Secara umum, para pembahas yang
mewakili organisasi hampir sepakat tentang urgensi peningkatan pengelolaan
zakat dalam berbagai seginya sehingga pada gilirannya dana zakat dapat membantu
pengurangan kemiskinan yang masih melanda kalangan umat. Pertanyaannya, apakah
negara perlu mengambil alih pengelolaan zakat dengan hanya menyisakan sedikit ruang
yang tidak terlalu jelas bagi 'masyarakat' untuk memainkan perannya yang selama
ini sangat krusial.
Seperti yang saya dengar dalam
berbagai forum pembahasan RUU pengelolaan zakat itu, ICMI beserta hampir
seluruh organisasi lainnya dalam dengar pendapat dengan Komisi VIII DPR
menyatakan, pemerintah sebaiknya berperan sebagai regulator dan pengawas
pemungutan dan distribusi dana zakat. Pemerintah hendaknya tidak memainkan
peran sebagai 'operator' sebagaimana tecermin dalam RUU tersebut.
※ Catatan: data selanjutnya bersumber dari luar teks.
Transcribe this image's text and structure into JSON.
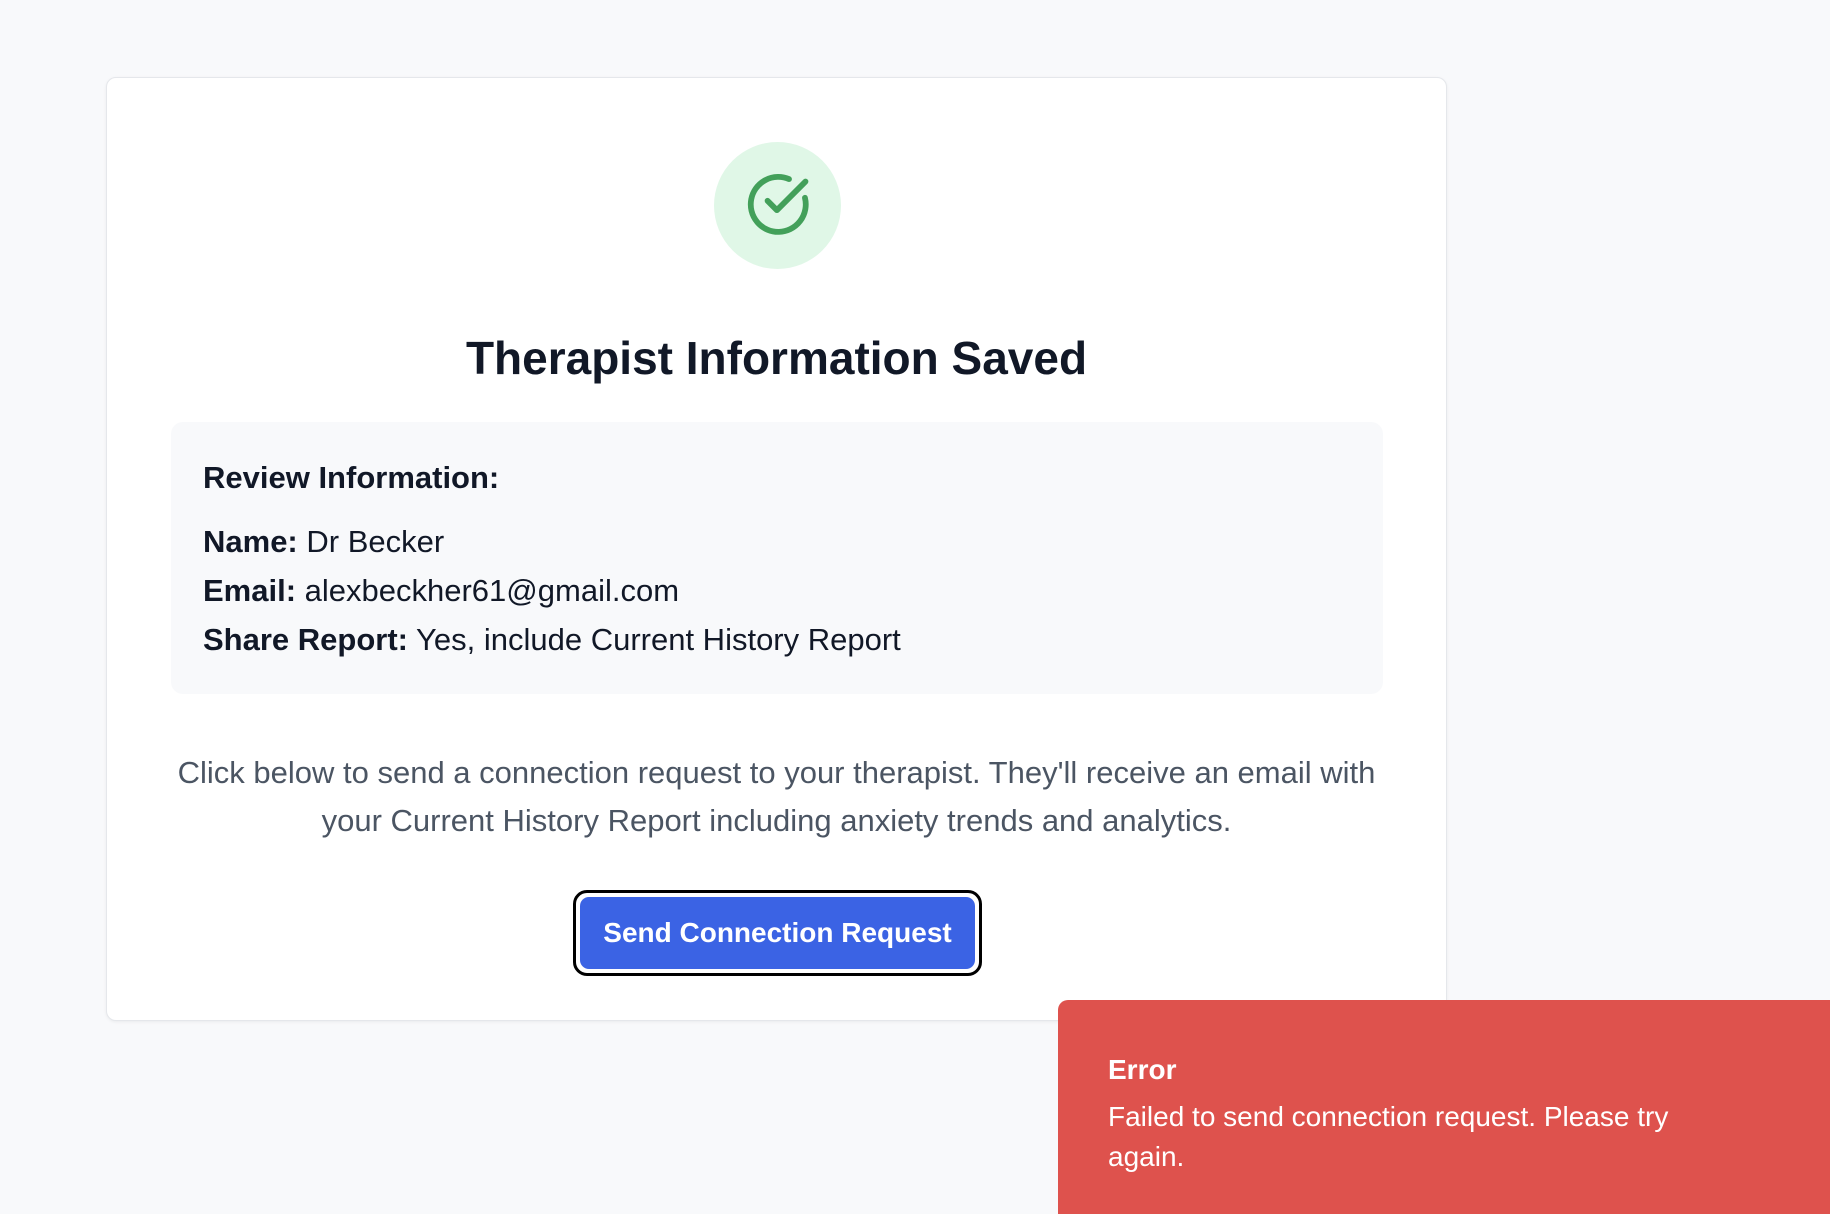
{
  "card": {
    "title": "Therapist Information Saved",
    "status_icon": "check-circle-icon"
  },
  "review": {
    "heading": "Review Information:",
    "name_label": "Name:",
    "name_value": "Dr Becker",
    "email_label": "Email:",
    "email_value": "alexbeckher61@gmail.com",
    "share_label": "Share Report:",
    "share_value": "Yes, include Current History Report"
  },
  "instructions": "Click below to send a connection request to your therapist. They'll receive an email with your Current History Report including anxiety trends and analytics.",
  "actions": {
    "send_label": "Send Connection Request"
  },
  "toast": {
    "title": "Error",
    "message": "Failed to send connection request. Please try again."
  },
  "colors": {
    "page_bg": "#f8f9fb",
    "success_bg": "#e0f7e7",
    "success_icon": "#43a05a",
    "primary": "#3b63e4",
    "error": "#de524d",
    "muted_text": "#4b5563"
  }
}
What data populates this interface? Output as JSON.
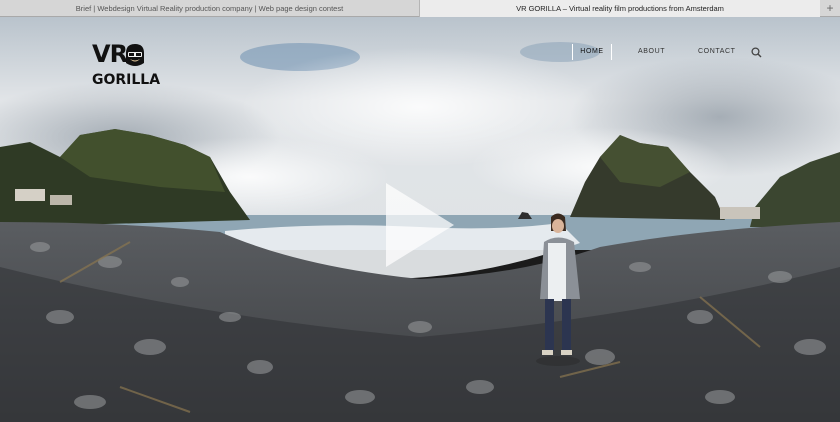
{
  "browser": {
    "tabs": [
      {
        "label": "Brief | Webdesign Virtual Reality production company | Web page design contest",
        "active": false
      },
      {
        "label": "VR GORILLA – Virtual reality film productions from Amsterdam",
        "active": true
      }
    ],
    "new_tab_icon": "plus-icon"
  },
  "logo": {
    "line1": "VR",
    "line2": "GORILLA",
    "icon": "gorilla-head-icon"
  },
  "nav": {
    "items": [
      {
        "label": "HOME",
        "active": true
      },
      {
        "label": "ABOUT",
        "active": false
      },
      {
        "label": "CONTACT",
        "active": false
      }
    ],
    "search_icon": "magnifier-icon"
  },
  "hero": {
    "play_icon": "play-triangle-icon"
  },
  "colors": {
    "sky": "#cfd5dc",
    "sea": "#8fa6b4",
    "stones": "#6b6d70",
    "text": "#333333"
  }
}
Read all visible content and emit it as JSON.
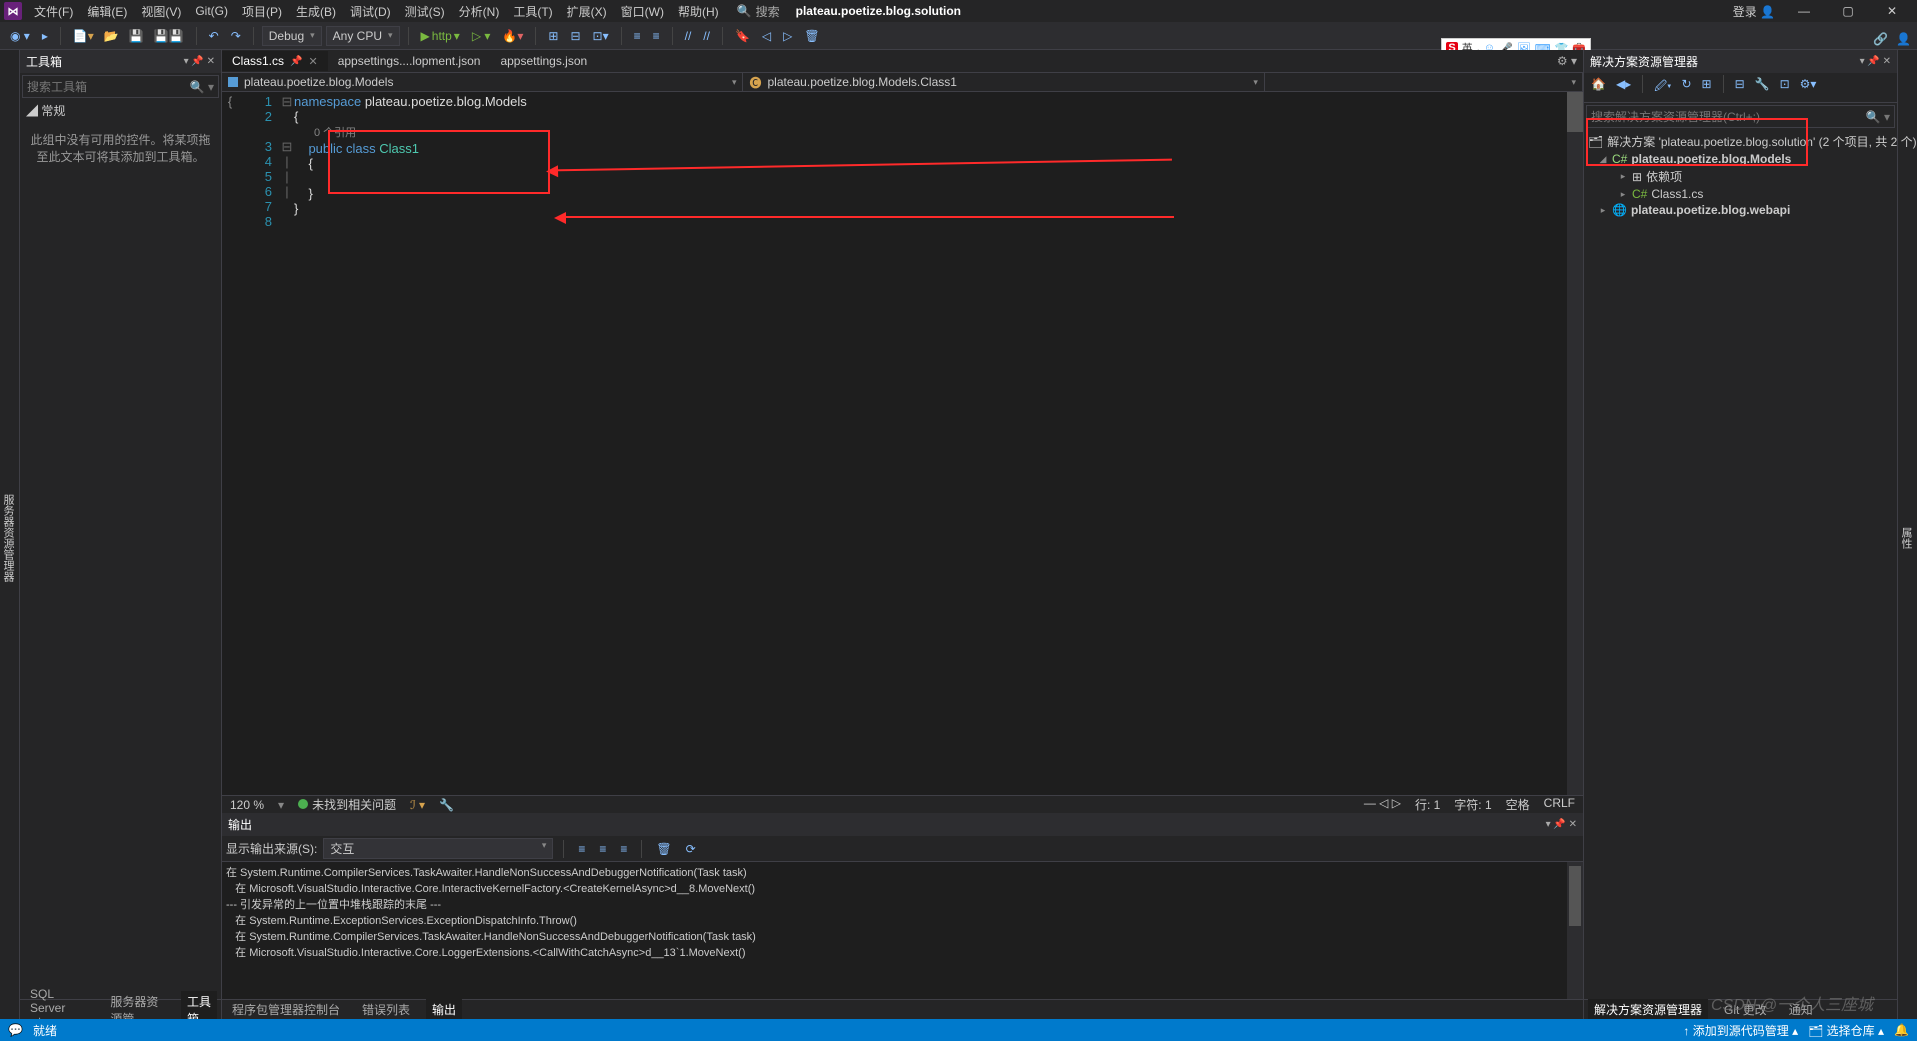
{
  "menu": {
    "file": "文件(F)",
    "edit": "编辑(E)",
    "view": "视图(V)",
    "git": "Git(G)",
    "project": "项目(P)",
    "build": "生成(B)",
    "debug": "调试(D)",
    "test": "测试(S)",
    "analyze": "分析(N)",
    "tools": "工具(T)",
    "ext": "扩展(X)",
    "window": "窗口(W)",
    "help": "帮助(H)"
  },
  "title": {
    "search": "搜索",
    "solution": "plateau.poetize.blog.solution",
    "signin": "登录"
  },
  "toolbar": {
    "config": "Debug",
    "platform": "Any CPU",
    "http": "http"
  },
  "ime": {
    "lang": "英",
    "comma": ",",
    "period": "。"
  },
  "toolbox": {
    "title": "工具箱",
    "search_ph": "搜索工具箱",
    "group": "常规",
    "empty": "此组中没有可用的控件。将某项拖至此文本可将其添加到工具箱。"
  },
  "tabs": {
    "t1": "Class1.cs",
    "t2": "appsettings....lopment.json",
    "t3": "appsettings.json"
  },
  "nav": {
    "proj": "plateau.poetize.blog.Models",
    "type": "plateau.poetize.blog.Models.Class1"
  },
  "code": {
    "ns_kw": "namespace",
    "ns": " plateau.poetize.blog.Models",
    "codelens": "0 个引用",
    "pub": "public ",
    "cls": "class ",
    "name": "Class1",
    "lbrace": "{",
    "rbrace": "}"
  },
  "estatus": {
    "zoom": "120 %",
    "issues": "未找到相关问题",
    "line": "行: 1",
    "char": "字符: 1",
    "spaces": "空格",
    "crlf": "CRLF"
  },
  "output": {
    "title": "输出",
    "from": "显示输出来源(S):",
    "src": "交互",
    "l1": "在 System.Runtime.CompilerServices.TaskAwaiter.HandleNonSuccessAndDebuggerNotification(Task task)",
    "l2": "   在 Microsoft.VisualStudio.Interactive.Core.InteractiveKernelFactory.<CreateKernelAsync>d__8.MoveNext()",
    "l3": "--- 引发异常的上一位置中堆栈跟踪的末尾 ---",
    "l4": "   在 System.Runtime.ExceptionServices.ExceptionDispatchInfo.Throw()",
    "l5": "   在 System.Runtime.CompilerServices.TaskAwaiter.HandleNonSuccessAndDebuggerNotification(Task task)",
    "l6": "   在 Microsoft.VisualStudio.Interactive.Core.LoggerExtensions.<CallWithCatchAsync>d__13`1.MoveNext()"
  },
  "ctabs": {
    "t1": "程序包管理器控制台",
    "t2": "错误列表",
    "t3": "输出"
  },
  "ltabs": {
    "t1": "SQL Server 对...",
    "t2": "服务器资源管...",
    "t3": "工具箱"
  },
  "sln": {
    "title": "解决方案资源管理器",
    "search_ph": "搜索解决方案资源管理器(Ctrl+;)",
    "root": "解决方案 'plateau.poetize.blog.solution' (2 个项目, 共 2 个)",
    "p1": "plateau.poetize.blog.Models",
    "deps": "依赖项",
    "class1": "Class1.cs",
    "p2": "plateau.poetize.blog.webapi"
  },
  "rtabs": {
    "t1": "解决方案资源管理器",
    "t2": "Git 更改",
    "t3": "通知"
  },
  "status": {
    "ready": "就绪",
    "add": "添加到源代码管理",
    "repo": "选择仓库"
  },
  "watermark": "CSDN @一个人三座城",
  "side": {
    "left": "服务器资源管理器",
    "right": "属性"
  }
}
RUU itu
dengan jelas memperlihatkan, pemerintah ingin mengontrol pengelolaan zakat
hampir sepenuhnya. Misalnya, pemerintah memiliki otoritas terhadap pembentukan
Badan Pengelola Zakat (BPZ) sejak dari tingkat nasional sampai tingkat provinsi
dan kota/kabupaten (BPZ provinsi dan BPZ kabupaten/kota). BPZ pada ketiga
tingkat ini berfungsi memberikan izin kepada Lembaga Amil Zakat (LAZ) sejak
dari tingkat nasional, provinsi, dan kabupaten/kota. LAZ ini selanjutnya dapat
membentuk Unit Pengumpul Zakat (UPZ) dari warga negara Muslim. Akan tetapi,
tidak jelas siapa dan pihak mana saja yang boleh mendirikan LAZ dan UPZ
tersebut.
Di mana peran masyarakat? Sekali
lagi, tidak ada keterangan yang terlalu jelas, khususnya pasal-pasal RUU yang
berbicara tentang LAZ. Pasal tersebut hanya menyebutkan masyarakat dan ormas
Islam berperan serta: mengawasi pengumpulan, pendistribusian, serta
pendayagunaan zakat dan harta, selain zakat yang dilakukan melalui LAZ;
mengumpulkan zakat melalui LAZ; dan meningkatkan kesadaran umat Islam melakukan
pembayaran zakat melalui LAZ. Bahkan, tidak ada pasal tentang UPZ yang hampir
bisa dipastikan merupakan ujung tombak pengumpulan (dan distribusi?) zakat dari
umat Muslim pada tingkat akar rumput.
Padahal, secara historis, zakat
(termasuk infak dan sedekah) selama berabad-abad telah dikelola masyarakat
sendiri, entah itu melalui badan/lembaga amil zakat (LAZIS) yang ada pada
setiap organisasi Islam, lewat amil ZIS yang ada di masjid-masjid dan
lingkungan sekitar, serta juga lewat LSM filantropi Islam semacam Dompet
Dhuafa. Meskipun pengelolaannya sebagian besar masih konvensional, berkat ZIS
itulah ormas-ormas Islam dapat mendirikan pesantren, madrasah, sekolah Islam,
rumah sakit, klinik, dan bahkan dalam batas tertentu juga operasional
ormas-ormas tersebut, khususnya dengan dana infak, sedekah, hibah, dan
seterusnya. Berkat ZIS itulah, ormas-ormas Islam memiliki independensi vis-a-vis
negara, utamanya karena tidak tergantung sama sekali pada bantuan atau subsidi
negara. Karena independensi itu pula, ormas-ormas Islam dapat memainkan peran
sebagai masyarakat madani berbasis Islam (Islamic-based civil society),
yang tentu saja sangat vital bagi pembentukan civic culture, sebuah
elemen amat penting bagi penguatan demokrasi.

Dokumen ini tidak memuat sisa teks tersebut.